Thursday, April 29, 2004

Beyond Stupid to read it while it is still up go here. Otherwise read below

ABC Nightline Pre-emption

The ABC Television Network announced on Tuesday that the Friday, April 30 edition of "Nightline" will consist entirely of Ted Koppel reading aloud the names of U.S. servicemen and women killed in action in Iraq. Despite the denials by a spokeswoman for the show, the action appears to be motivated by a political agenda designed to undermine the efforts of the United States in Iraq.

There is no organization that holds the members of our military and those soldiers who have sacrificed their lives in service of our country in higher regard than Sinclair Broadcast Group. While Sinclair would support an honest effort to honor the memory of these brave soldiers, we do not believe that is what "Nightline" is doing. Rather, Mr. Koppel and "Nightline" are hiding behind this so-called tribute in an effort to highlight only one aspect of the war effort and in doing so to influence public opinion against the military action in Iraq. Based on published reports, we are aware of the spouse of one soldier who died in Iraq who opposes the reading of her husband's name to oppose our military action. We suspect she is not alone in this viewpoint. As a result, we have decided to preempt the broadcast of "Nightline' this Friday on each of our stations which air ABC programming.

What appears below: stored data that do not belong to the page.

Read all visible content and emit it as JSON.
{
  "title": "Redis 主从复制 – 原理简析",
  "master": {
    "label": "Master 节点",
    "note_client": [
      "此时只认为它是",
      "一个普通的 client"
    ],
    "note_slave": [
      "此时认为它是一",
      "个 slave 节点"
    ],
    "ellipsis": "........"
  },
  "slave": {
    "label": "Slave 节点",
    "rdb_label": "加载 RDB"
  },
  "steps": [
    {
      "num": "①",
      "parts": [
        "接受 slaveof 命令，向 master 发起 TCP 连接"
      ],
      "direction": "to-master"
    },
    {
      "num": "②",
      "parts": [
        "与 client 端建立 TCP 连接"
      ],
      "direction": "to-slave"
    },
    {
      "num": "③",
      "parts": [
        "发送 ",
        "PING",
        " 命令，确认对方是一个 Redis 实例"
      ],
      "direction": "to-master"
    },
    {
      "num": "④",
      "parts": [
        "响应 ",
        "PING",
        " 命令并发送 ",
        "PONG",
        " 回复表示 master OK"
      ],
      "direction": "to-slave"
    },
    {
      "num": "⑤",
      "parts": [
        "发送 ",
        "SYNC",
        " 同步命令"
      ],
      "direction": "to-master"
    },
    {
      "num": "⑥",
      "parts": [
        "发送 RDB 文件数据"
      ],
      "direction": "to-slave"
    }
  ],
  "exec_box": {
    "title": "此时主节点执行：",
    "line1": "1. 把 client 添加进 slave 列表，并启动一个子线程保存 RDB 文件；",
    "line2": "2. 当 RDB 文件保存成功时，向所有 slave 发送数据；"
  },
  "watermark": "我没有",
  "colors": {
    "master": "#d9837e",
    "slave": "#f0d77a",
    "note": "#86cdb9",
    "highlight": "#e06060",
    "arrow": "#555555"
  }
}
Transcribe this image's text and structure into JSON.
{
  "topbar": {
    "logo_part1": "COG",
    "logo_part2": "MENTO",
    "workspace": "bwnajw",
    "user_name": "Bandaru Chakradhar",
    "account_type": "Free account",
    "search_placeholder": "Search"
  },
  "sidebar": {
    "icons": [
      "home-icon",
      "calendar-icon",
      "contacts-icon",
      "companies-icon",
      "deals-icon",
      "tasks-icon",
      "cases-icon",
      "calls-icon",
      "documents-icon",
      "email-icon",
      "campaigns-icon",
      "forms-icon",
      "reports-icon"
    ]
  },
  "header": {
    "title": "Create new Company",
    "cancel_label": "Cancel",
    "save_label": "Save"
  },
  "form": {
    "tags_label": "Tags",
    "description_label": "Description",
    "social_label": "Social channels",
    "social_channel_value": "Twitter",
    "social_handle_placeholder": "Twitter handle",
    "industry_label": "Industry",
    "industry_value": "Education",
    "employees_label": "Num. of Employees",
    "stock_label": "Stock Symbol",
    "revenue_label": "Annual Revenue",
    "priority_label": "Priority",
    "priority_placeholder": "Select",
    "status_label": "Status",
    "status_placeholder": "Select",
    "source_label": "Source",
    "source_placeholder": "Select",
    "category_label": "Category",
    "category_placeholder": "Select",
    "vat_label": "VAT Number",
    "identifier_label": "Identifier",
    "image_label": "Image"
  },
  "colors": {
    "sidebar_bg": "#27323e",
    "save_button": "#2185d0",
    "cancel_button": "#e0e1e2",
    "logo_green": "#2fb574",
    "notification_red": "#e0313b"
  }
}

We understand that our decision in this matter may be questioned by some. Before you judge our decision, however, we would ask that you first question Mr. Koppel as to why he chose to read the names of 523 troops killed in combat in Iraq, rather than the names of the thousands of private citizens killed in terrorist attacks since and including the events of September 11, 2001. In his answer, we believe you will find the real motivation behind his action scheduled for this Friday. Unfortunately, we may never know for sure because Mr. Koppel has refused repeated requests from Sinclair's News Central news organization to comment on this Friday's program.


I can't find a link to ABC's response yet. I fail to understand how helping America understand the cost of the war on terror in Iraq in human lives is a bad thing. It makes you think and that no matter what you think is not a bad thing. I support the war, however you still need to think about, reflect and understand it's very real costs.